Interestingly, the cosortium under study was also found to produce hydrogen gas (H2). This fact is also relevant to corrosion, as biological activity has been linked to hydrogen embrittlement, a phenomenon caused by adsoprtion of the gas over metallic surfaces, directly damaging the material and causing desagregation of grains (Biezma, 2001; Quej-Ake et al., 2020). The mechanisms through which H2 is capable of damaging aluminum alloys has recently been proposed (Zhao et al., 2022). Although hydrogen production usually occurs under anaerobic conditions, it is known that in biofilm forming bacterial communties, anaerobic microenvironments are formed at the inner layers of the biofilm, in contact with the surface over which it is formed. Hydrogen production by this consortium is likely one of the compounding factors in its capability of inducing corrosion.

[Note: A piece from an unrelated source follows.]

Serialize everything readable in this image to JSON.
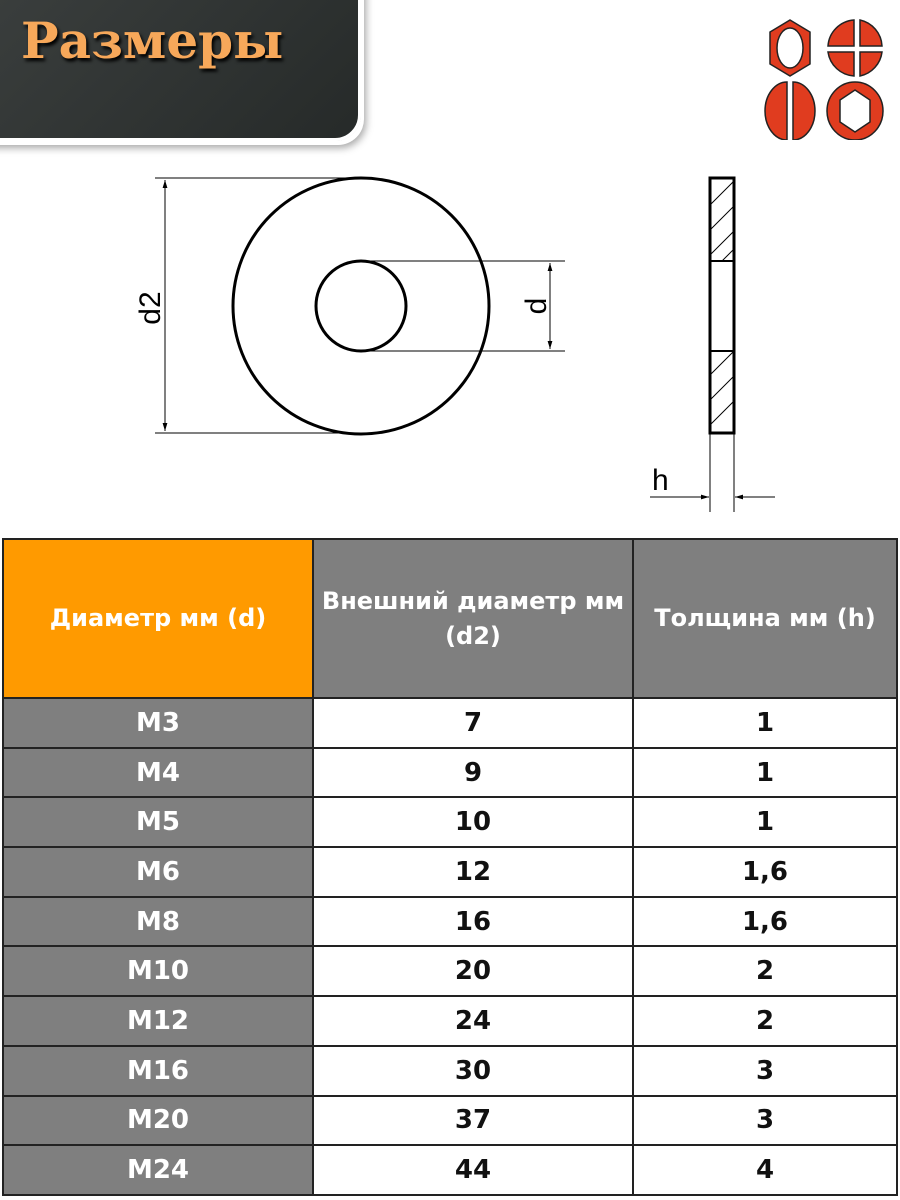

Proteins, including enzymes, are present in the extracellular environment of biofilms. Among them, redox enzymes are relevant in the context of biocorrosion, as they can produce the accumulation of oxidizing agents, which increase the corrosion potential in the surface of affected materials. The presence of catalase activity was found in the supernatant of the consortium cultures herein studied. Catalase has been reported to play a role in corrosion in electrochemistry studies using immobilized enzymes (Landousli et al., 2008). Although further work must be done to stablish a causal link between catalase secretion by bacteria and corrosion in a situation involving living cells, it must be noted that the involvement of catalase has been reported in different works regarding MIC (Atalah et al., 2019; Baeza et al., 2012). As more studies evaluate the secretion of redox enzymes by corrosion inducing microorganisms, a clearer picture of the mechanisms involved will emerge.